Twice Bought

Chapter 38

And did Tom forget his old friends in Oregon? No! He became noted for the length and strength of his correspondence. He wrote to Flinders begging him to come home and help him with his property, and Flinders accepted. He wrote to Mahoghany Drake and sent him a splendid rifle, besides good advice and many other things, at different times, too numerous to mention. He wrote to little Tolly Trevor endeavouring to persuade him to come to England and be "made a man of", but Tolly politely declined, preferring to follow the fortunes of Mahoghany and be made a man of in the backwoods sense of the expression, in company with his fast friend the Leaping Buck. Tolly sent his special love to the Rose of Oregon, and said that she would be glad to hear that the old place in the Sawback range had become a little colony, and that a missionary had settled in it, and Gashford had held by his promise to her--not only giving up drink and gambling entirely, but had set up a temperance coffee-house and a store, both of which were in the full blast of prosperity.

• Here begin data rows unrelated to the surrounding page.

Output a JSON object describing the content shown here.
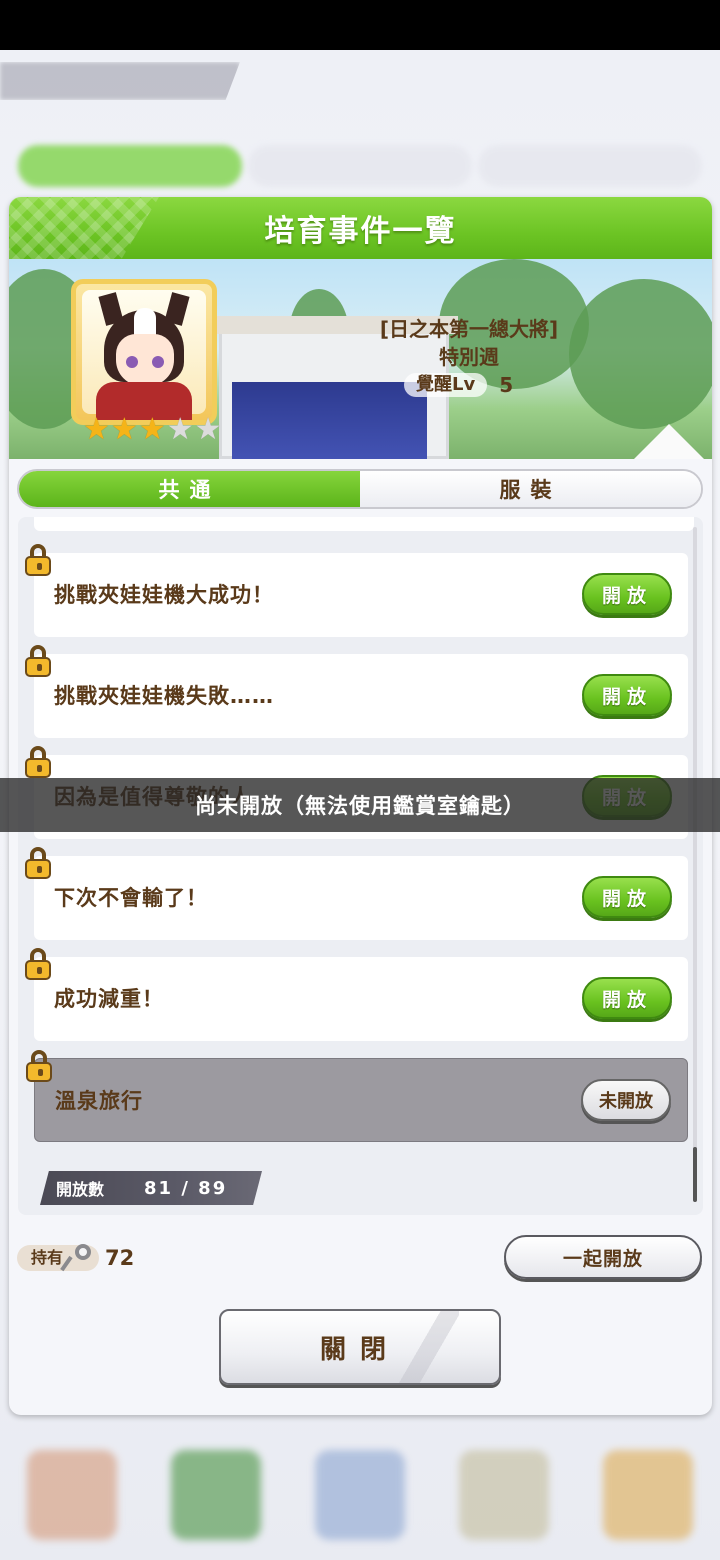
{
  "dialog": {
    "title": "培育事件一覽"
  },
  "character": {
    "scenario_line1": "[日之本第一總大將]",
    "scenario_line2": "特別週",
    "awaken_label": "覺醒Lv",
    "awaken_level": "5",
    "stars": {
      "filled": 3,
      "total": 5
    }
  },
  "tabs": [
    {
      "label": "共通",
      "active": true
    },
    {
      "label": "服裝",
      "active": false
    }
  ],
  "events": [
    {
      "label": "挑戰夾娃娃機大成功！",
      "button": "開放",
      "status": "open"
    },
    {
      "label": "挑戰夾娃娃機失敗……",
      "button": "開放",
      "status": "open"
    },
    {
      "label": "因為是值得尊敬的人",
      "button": "開放",
      "status": "open"
    },
    {
      "label": "下次不會輸了！",
      "button": "開放",
      "status": "open"
    },
    {
      "label": "成功減重！",
      "button": "開放",
      "status": "open"
    },
    {
      "label": "溫泉旅行",
      "button": "未開放",
      "status": "closed"
    }
  ],
  "count": {
    "label": "開放數",
    "value": "81 /  89"
  },
  "footer": {
    "hold_label": "持有",
    "hold_value": "72",
    "open_all_label": "一起開放",
    "close_label": "關閉"
  },
  "toast": {
    "message": "尚未開放（無法使用鑑賞室鑰匙）"
  },
  "colors": {
    "accent_green": "#6cc424",
    "text_brown": "#5a3a1a",
    "star_gold": "#f5b418"
  }
}
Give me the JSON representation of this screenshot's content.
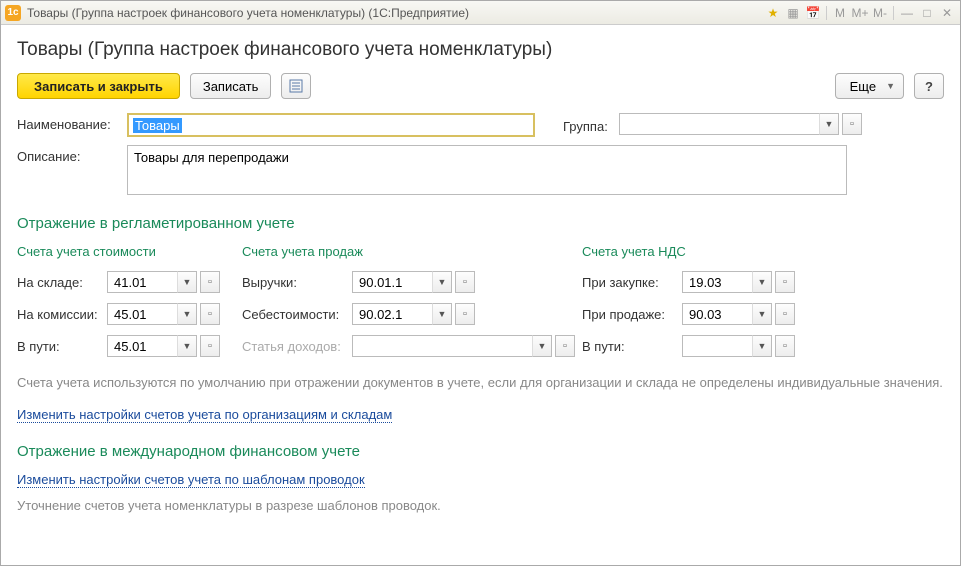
{
  "titlebar": {
    "app_icon": "1c",
    "title": "Товары (Группа настроек финансового учета номенклатуры)  (1С:Предприятие)"
  },
  "header": {
    "title": "Товары (Группа настроек финансового учета номенклатуры)"
  },
  "toolbar": {
    "save_close": "Записать и закрыть",
    "save": "Записать",
    "more": "Еще",
    "help": "?"
  },
  "fields": {
    "name_label": "Наименование:",
    "name_value": "Товары",
    "group_label": "Группа:",
    "group_value": "",
    "desc_label": "Описание:",
    "desc_value": "Товары для перепродажи"
  },
  "section_reg": {
    "title": "Отражение в регламетированном учете",
    "col_cost": "Счета учета стоимости",
    "col_sales": "Счета учета продаж",
    "col_vat": "Счета учета НДС",
    "warehouse_label": "На складе:",
    "warehouse_value": "41.01",
    "commission_label": "На комиссии:",
    "commission_value": "45.01",
    "transit_label": "В пути:",
    "transit_value": "45.01",
    "revenue_label": "Выручки:",
    "revenue_value": "90.01.1",
    "cost_label": "Себестоимости:",
    "cost_value": "90.02.1",
    "income_item_label": "Статья доходов:",
    "income_item_value": "",
    "vat_purchase_label": "При закупке:",
    "vat_purchase_value": "19.03",
    "vat_sale_label": "При продаже:",
    "vat_sale_value": "90.03",
    "vat_transit_label": "В пути:",
    "vat_transit_value": "",
    "note": "Счета учета используются по умолчанию при отражении документов в учете, если для организации и склада не определены индивидуальные значения.",
    "link": "Изменить настройки счетов учета по организациям и складам"
  },
  "section_intl": {
    "title": "Отражение в международном финансовом учете",
    "link": "Изменить настройки счетов учета по шаблонам проводок",
    "note": "Уточнение счетов учета номенклатуры в разрезе шаблонов проводок."
  }
}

Tolly also said, in quite a poetical burst, that the fragrance of the Rose not only remained in the Colony, but was still felt as a blessed memory and a potent influence for good throughout all the land.

Finally, Tom Brixton settled down to a life of usefulness beside his mother--who lived to a fabulous old age--and was never tired of telling, especially to his young friends, of his wonderful adventures in the Far West and how he had been twice bought--once with gold and once with blood.

THE END.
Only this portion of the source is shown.